How the Technology Works

Numerous fibers are bundled into tubes through which the input gas flows, requiring no chemical reactants.

Unlike conventional membranes, this new material can withstand temperatures up to 150 degrees C and resists degradation from acidic compounds like sulfur and chlorine, allowing it to process a wider range of untreated input gases.

Furthermore, it maintains or exceeds the performance of existing membranes in terms of selectivity (output purity) and permeance (maximum operable pressure).

Seamless Integration and Manufacturing

DiviGas’s technology can be readily integrated into existing membrane systems with minimal modifications.

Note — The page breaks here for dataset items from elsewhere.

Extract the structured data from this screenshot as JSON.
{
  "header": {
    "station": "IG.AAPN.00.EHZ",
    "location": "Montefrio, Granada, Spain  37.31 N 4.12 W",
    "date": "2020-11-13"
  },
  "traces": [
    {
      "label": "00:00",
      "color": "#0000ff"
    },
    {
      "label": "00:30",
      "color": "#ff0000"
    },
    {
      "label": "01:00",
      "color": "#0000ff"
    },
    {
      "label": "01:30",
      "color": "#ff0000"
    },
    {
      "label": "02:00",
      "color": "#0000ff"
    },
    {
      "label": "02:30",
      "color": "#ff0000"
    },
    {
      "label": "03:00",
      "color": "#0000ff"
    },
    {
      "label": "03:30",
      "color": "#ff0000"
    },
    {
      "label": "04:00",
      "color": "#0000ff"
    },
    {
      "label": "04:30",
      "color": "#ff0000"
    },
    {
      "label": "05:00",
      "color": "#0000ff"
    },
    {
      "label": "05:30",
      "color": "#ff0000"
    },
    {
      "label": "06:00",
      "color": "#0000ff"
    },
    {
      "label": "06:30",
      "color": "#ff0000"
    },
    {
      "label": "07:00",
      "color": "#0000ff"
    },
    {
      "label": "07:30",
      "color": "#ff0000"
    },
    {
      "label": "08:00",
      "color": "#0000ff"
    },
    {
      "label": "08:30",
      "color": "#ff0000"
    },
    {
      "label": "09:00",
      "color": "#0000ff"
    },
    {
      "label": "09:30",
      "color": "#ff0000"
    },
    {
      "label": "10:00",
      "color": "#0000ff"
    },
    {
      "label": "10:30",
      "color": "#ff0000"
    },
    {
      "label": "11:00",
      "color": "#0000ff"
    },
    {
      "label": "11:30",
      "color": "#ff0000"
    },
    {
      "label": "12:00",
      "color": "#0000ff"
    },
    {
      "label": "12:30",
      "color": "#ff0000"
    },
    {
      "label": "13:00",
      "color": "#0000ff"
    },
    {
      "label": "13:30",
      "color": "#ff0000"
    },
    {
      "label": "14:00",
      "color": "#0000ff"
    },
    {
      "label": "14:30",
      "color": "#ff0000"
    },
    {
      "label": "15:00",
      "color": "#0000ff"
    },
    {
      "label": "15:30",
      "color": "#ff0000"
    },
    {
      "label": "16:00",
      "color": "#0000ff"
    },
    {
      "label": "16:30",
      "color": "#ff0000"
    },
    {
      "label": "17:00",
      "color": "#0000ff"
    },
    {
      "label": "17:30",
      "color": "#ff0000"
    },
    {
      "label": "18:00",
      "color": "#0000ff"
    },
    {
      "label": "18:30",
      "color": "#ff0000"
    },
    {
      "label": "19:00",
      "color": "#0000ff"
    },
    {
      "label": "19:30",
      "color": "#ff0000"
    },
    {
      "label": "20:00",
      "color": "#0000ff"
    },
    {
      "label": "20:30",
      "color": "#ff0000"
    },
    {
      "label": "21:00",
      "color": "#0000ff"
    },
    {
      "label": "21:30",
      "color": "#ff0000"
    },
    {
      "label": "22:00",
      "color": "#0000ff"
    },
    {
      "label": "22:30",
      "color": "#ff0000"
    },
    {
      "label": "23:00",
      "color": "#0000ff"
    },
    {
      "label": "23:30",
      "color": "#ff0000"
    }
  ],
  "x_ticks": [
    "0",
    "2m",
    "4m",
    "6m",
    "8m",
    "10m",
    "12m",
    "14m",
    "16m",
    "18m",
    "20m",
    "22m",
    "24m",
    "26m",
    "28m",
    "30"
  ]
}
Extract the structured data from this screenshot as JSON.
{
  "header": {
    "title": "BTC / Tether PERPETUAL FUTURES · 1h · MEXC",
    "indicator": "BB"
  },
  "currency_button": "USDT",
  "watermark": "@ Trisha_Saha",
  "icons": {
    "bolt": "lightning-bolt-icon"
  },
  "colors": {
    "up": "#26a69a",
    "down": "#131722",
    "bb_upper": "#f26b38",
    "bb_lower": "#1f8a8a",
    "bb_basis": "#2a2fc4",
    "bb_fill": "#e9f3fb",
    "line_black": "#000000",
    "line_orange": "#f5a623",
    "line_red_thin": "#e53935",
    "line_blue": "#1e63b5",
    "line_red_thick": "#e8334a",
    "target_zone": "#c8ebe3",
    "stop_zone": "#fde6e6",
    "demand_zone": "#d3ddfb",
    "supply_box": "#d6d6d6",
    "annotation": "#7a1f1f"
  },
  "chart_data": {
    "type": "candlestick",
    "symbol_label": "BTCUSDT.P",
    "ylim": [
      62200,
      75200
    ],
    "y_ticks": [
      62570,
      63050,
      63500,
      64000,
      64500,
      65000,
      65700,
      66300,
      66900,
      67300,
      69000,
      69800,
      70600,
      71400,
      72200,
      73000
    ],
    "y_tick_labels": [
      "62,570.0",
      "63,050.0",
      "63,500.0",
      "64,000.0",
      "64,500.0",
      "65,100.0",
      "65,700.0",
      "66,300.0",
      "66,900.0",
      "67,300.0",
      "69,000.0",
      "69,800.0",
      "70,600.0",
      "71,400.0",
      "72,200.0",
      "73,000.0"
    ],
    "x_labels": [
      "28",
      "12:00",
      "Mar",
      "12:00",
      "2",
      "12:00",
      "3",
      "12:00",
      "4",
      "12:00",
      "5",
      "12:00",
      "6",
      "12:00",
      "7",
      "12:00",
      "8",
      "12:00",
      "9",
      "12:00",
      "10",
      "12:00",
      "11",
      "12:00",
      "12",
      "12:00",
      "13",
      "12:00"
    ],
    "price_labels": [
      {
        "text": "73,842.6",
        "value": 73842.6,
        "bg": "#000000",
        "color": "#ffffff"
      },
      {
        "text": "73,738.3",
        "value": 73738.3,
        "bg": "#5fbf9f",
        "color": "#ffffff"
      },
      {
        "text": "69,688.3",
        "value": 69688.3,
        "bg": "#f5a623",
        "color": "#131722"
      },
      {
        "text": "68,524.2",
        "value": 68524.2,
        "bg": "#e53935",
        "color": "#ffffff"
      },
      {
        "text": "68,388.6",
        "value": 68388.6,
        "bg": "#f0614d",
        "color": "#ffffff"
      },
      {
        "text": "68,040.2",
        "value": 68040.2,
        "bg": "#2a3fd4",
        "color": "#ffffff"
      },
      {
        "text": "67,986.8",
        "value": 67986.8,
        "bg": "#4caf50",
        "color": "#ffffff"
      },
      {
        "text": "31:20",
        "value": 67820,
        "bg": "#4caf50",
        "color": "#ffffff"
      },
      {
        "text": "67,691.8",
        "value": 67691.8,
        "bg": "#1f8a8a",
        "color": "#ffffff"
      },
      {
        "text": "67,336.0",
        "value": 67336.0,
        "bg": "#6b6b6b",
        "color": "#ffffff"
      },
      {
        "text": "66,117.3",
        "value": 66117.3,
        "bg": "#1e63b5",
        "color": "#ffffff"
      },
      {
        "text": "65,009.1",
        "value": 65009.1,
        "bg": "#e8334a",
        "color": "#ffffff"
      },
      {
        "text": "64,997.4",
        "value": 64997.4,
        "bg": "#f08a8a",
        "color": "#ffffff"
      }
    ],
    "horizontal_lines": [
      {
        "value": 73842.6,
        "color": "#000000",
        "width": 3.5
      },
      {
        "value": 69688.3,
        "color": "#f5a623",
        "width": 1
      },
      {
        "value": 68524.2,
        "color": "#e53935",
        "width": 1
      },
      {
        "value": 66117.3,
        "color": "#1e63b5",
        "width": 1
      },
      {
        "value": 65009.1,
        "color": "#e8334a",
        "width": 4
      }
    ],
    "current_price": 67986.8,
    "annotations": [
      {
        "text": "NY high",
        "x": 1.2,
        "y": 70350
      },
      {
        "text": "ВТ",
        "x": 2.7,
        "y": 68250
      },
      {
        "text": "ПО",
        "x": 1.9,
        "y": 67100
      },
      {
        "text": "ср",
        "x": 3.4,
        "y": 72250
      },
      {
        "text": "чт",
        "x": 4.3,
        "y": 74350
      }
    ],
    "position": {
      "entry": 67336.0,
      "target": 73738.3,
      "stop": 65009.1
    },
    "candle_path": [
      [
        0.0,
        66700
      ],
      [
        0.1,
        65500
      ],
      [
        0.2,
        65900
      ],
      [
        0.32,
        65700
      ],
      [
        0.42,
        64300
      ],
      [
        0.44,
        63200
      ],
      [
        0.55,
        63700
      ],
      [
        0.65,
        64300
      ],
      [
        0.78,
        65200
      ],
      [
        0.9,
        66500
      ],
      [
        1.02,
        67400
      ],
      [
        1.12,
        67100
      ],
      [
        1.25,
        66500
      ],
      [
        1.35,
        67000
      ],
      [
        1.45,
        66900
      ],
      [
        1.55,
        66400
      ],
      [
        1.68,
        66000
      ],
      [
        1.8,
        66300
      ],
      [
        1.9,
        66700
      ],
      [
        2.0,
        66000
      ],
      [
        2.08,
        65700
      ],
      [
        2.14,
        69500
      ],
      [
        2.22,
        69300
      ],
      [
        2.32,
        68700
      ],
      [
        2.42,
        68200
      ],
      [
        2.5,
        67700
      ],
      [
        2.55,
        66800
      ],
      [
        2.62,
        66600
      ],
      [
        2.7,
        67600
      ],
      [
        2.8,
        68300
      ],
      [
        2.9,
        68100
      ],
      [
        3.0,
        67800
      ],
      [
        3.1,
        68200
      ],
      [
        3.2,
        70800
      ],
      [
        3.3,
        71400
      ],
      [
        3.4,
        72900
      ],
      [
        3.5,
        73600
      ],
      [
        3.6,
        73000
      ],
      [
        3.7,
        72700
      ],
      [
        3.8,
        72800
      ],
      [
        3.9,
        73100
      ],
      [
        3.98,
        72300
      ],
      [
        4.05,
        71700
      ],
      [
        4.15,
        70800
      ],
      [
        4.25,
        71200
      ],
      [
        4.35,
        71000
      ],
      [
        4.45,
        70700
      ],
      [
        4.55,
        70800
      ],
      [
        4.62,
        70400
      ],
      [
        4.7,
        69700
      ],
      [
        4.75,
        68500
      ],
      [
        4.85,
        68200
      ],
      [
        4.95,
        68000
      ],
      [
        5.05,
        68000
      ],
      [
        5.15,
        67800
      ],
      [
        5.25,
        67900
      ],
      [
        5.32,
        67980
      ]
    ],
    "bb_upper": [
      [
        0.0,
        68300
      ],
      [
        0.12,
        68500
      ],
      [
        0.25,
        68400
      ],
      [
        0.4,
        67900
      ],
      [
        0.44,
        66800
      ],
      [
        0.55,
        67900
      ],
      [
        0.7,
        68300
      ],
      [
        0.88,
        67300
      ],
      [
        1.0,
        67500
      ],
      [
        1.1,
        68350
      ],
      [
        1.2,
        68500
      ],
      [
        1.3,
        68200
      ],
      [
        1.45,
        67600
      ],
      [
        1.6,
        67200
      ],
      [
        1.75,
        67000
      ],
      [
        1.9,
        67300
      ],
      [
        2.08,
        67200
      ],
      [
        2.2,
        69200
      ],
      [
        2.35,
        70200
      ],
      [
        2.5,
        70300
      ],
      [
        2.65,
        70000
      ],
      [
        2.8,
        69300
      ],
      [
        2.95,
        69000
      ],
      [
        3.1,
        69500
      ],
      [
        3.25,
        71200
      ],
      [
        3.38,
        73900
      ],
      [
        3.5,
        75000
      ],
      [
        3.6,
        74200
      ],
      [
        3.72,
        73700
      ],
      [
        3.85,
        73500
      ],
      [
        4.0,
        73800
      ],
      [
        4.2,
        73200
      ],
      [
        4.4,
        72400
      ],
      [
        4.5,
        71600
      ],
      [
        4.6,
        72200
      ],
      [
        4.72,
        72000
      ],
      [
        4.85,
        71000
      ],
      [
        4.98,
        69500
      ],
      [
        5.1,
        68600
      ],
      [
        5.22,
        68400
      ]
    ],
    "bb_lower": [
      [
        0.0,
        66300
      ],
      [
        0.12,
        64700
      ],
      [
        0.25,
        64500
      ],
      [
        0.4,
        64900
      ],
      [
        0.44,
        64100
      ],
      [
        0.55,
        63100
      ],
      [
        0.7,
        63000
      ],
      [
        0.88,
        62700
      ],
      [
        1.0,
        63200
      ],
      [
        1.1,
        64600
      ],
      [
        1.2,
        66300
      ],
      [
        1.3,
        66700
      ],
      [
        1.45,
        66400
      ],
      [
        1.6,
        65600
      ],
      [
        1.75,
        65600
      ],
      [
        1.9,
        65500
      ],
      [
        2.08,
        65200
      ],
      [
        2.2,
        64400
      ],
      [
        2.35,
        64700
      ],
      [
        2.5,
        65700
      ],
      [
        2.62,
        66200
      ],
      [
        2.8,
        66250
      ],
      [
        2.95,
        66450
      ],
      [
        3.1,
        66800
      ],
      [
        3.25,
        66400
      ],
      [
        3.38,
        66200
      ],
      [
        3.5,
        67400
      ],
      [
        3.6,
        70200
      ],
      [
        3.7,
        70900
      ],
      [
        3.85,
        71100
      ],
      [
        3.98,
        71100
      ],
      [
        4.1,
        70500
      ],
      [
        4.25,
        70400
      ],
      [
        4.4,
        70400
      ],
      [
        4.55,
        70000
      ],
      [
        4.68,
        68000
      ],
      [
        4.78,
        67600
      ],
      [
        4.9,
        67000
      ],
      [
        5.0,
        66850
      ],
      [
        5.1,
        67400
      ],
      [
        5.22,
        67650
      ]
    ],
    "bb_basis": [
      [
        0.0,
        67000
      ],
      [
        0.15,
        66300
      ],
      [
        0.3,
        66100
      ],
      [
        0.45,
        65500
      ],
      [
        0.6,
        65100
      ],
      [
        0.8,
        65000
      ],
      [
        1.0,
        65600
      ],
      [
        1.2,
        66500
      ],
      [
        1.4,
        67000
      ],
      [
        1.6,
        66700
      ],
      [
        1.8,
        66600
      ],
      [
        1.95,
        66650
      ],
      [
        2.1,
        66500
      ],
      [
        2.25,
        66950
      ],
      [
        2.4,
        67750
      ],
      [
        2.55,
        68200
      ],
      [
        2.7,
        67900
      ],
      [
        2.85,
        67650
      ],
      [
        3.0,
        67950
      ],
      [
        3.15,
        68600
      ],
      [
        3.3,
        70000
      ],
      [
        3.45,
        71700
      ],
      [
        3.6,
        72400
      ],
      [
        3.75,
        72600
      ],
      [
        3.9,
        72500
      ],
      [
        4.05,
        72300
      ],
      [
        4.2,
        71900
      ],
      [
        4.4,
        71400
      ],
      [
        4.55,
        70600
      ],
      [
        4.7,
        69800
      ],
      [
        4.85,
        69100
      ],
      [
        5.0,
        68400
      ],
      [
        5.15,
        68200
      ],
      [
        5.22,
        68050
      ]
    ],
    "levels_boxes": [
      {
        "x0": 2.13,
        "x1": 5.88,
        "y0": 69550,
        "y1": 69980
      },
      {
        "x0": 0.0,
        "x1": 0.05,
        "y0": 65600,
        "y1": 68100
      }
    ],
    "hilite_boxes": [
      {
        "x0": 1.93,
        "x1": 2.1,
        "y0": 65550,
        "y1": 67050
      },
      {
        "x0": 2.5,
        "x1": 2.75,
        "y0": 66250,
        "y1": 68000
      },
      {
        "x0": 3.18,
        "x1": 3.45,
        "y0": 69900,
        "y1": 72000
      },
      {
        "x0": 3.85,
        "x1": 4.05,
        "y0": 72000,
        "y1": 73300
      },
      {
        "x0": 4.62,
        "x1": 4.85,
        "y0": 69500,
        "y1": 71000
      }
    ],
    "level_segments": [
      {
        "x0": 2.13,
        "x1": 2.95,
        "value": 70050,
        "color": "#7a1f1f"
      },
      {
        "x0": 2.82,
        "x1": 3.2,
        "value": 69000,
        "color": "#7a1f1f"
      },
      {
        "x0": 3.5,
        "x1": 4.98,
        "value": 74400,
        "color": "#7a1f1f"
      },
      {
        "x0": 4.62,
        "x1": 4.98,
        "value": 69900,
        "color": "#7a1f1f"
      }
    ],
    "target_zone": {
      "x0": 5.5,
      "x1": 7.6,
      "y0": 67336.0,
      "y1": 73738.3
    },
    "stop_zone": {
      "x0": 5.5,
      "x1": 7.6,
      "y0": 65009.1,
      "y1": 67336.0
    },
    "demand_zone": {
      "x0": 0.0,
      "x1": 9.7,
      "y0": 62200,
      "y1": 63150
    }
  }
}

Although manufacturing the new fibers is complex, it utilizes many established processes and readily available materials, making it scalable.

As co-founder and CTO Ali Naderi explained, the innovation lies in a dual-layer design, minimizing the use of expensive materials in the selective layer while employing a cost-effective polymer for structural support.

Industry Reception and Future Plans

According to co-founder and CEO Andre Lorenceau, the prospect of cleaner, simpler hydrogen and CO2 production has generated significant interest from potential clients.

“We’ve got clients banging down our door,” he stated, “asking us when we can deliver tens of millions of these units.”

The seed funding will be used to establish a pilot-scale plant in Melbourne, operational by March.

Currently, producing a single fiber bundle for demonstration purposes takes months; the plant aims to increase production to approximately one unit per week, enabling larger demonstrations and securing substantial orders.

Cost and Competitive Advantage

Despite being currently 2-3 times more expensive than existing solutions, clients are willing to pay the premium due to the familiarity of the technology and manufacturing processes.

Lorenceau anticipates that costs will decrease with increased production volume.

He also believes DiviGas has a competitive edge over both established corporations and research-focused startups.

A Dynamic Investment Landscape

The $3.6 million funding round was co-led by Energy Revolution Ventures and Mann + Hummel, a German industrial filter company.

Additional investors included Entrepreneur First, Albert Wenger (USV), SOSV/HAX, Amasia VC, Volta Energy Technologies, Climate Capital, and several individual investors.

Lorenceau suggests that larger companies are often slow to innovate, while startups frequently struggle with the complexities of manufacturing and scaling production.

DiviGas aims to bridge this gap by combining cutting-edge research with a focus on practical, scalable manufacturing processes.